In Nürnberg gründete Ernst Heinrichsen 1839 ein Geschäft, aus dem sich die größte Zinnfigurenoffizin der Welt entwickelte. Er führte die „Standardgröße“ für Zinnfiguren – die sog. Nürnberger Größe – mit 28–30 Millimetern ein. Neben Soldaten aller Heere griff die Offizin zahlreiche Themen aus dem biedermeierlichen Alltag auf: Szenen auf dem Jahrmarkt, Gartengesellschaften, Pferdeweiden, Parforcejagden usw. Aber auch in anderen Städten Deutschlands etablierten sich erfolgreiche Zinnfiguren-Produzenten, so etwa in Braunschweig, Hannover, Berlin oder Dießen am Ammersee.

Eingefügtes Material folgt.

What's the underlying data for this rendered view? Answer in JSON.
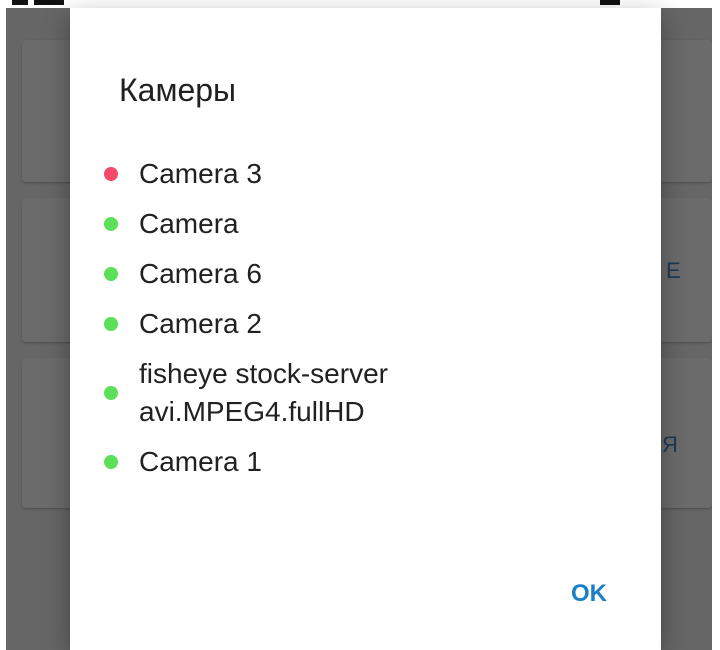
{
  "dialog": {
    "title": "Камеры",
    "ok_label": "OK"
  },
  "cameras": [
    {
      "name": "Camera 3",
      "status_color": "#f24b6a"
    },
    {
      "name": "Camera",
      "status_color": "#5ce05a"
    },
    {
      "name": "Camera 6",
      "status_color": "#5ce05a"
    },
    {
      "name": "Camera 2",
      "status_color": "#5ce05a"
    },
    {
      "name": "fisheye stock-server\navi.MPEG4.fullHD",
      "status_color": "#5ce05a"
    },
    {
      "name": "Camera 1",
      "status_color": "#5ce05a"
    }
  ],
  "background": {
    "card_2_text_fragment": "E",
    "card_3_text_fragment": "Я"
  },
  "colors": {
    "accent": "#1a7fc8",
    "scrim": "#666666",
    "online": "#5ce05a",
    "offline": "#f24b6a"
  }
}
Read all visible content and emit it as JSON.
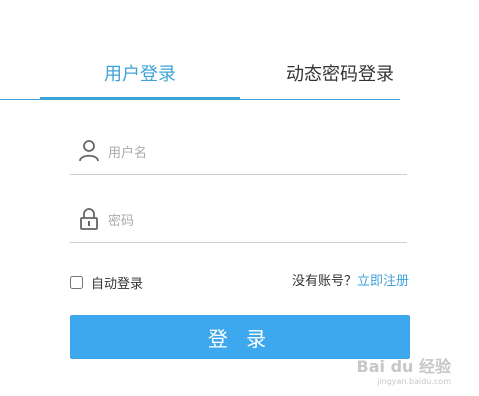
{
  "tabs": {
    "user_login": "用户登录",
    "dynamic_password_login": "动态密码登录"
  },
  "form": {
    "username_placeholder": "用户名",
    "password_placeholder": "密码",
    "remember_label": "自动登录",
    "no_account_text": "没有账号？",
    "register_link": "立即注册",
    "login_button": "登 录"
  },
  "watermark": {
    "logo_text": "Bai du 经验",
    "url": "jingyan.baidu.com"
  },
  "colors": {
    "accent": "#3ea3d8",
    "button": "#3ea8ef"
  },
  "icons": [
    "user-icon",
    "lock-icon"
  ]
}
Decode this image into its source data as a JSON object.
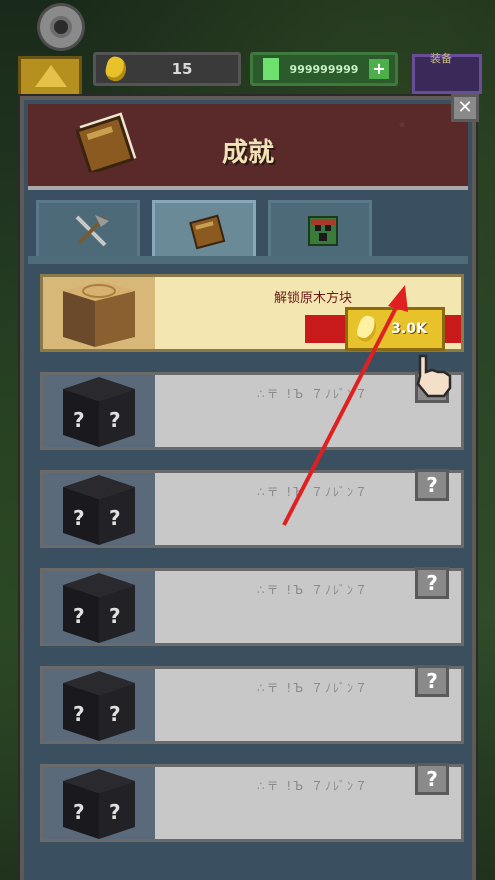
{
  "hud": {
    "gold_value": "15",
    "gem_value": "999999999",
    "gem_plus": "+",
    "equip_label": "装备"
  },
  "panel": {
    "title": "成就",
    "close_label": "✕"
  },
  "tabs": [
    {
      "name": "tools",
      "icon": "pickaxe-sword-icon",
      "active": false
    },
    {
      "name": "book",
      "icon": "book-icon",
      "active": true
    },
    {
      "name": "block",
      "icon": "creeper-block-icon",
      "active": false
    }
  ],
  "achievements": [
    {
      "name": "解锁原木方块",
      "locked": false,
      "icon": "wood-log-block-icon",
      "reward": "3.0K"
    },
    {
      "name": "∴〒 !Ъ ７ﾉﾚﾞﾝ７",
      "locked": true,
      "icon": "mystery-block-icon",
      "hint": "?"
    },
    {
      "name": "∴〒 !Ъ ７ﾉﾚﾞﾝ７",
      "locked": true,
      "icon": "mystery-block-icon",
      "hint": "?"
    },
    {
      "name": "∴〒 !Ъ ７ﾉﾚﾞﾝ７",
      "locked": true,
      "icon": "mystery-block-icon",
      "hint": "?"
    },
    {
      "name": "∴〒 !Ъ ７ﾉﾚﾞﾝ７",
      "locked": true,
      "icon": "mystery-block-icon",
      "hint": "?"
    },
    {
      "name": "∴〒 !Ъ ７ﾉﾚﾞﾝ７",
      "locked": true,
      "icon": "mystery-block-icon",
      "hint": "?"
    }
  ],
  "colors": {
    "accent_gold": "#e8c22a",
    "ribbon_red": "#c81a1a",
    "title": "#f3e2b8",
    "arrow": "#e02020"
  }
}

In der Wiener Bräunerstraße gründete 1799 Franz Kietaibl die Kinder-Spielwaaren-Niederlage und Nürnbergerwarenhandlung Zum Chinesen. Hier fanden die Kinder alles, was das Herz begehrte. Hier verkauften auch die Wiener Offizinen ihre Figuren, wenn sie diese nicht selbst vertrieben. Ab 1868 ging man dann auch beim Kober am Graben einkaufen. Bis 2016 war es die Anlaufadresse in Wien, war man auf der Suche nach hochwertigem Spielzeug. Mein liebster Spazierweg durch die Innere Stadt führte immer dort vorbei: Ich begeisterte mich weniger für die Puppen, die in den Schaufenstern saßen, mein Liebling war der etwa 180 cm hohe Steiff-Bär, der pünktlich mit Öffnung des Geschäftes neben dem Eingang thronte. Im 20. Jahrhundert ließ Kober unter der Eigenmarke Alte Zinnfiguren aus Wien Zinnfiguren produzieren.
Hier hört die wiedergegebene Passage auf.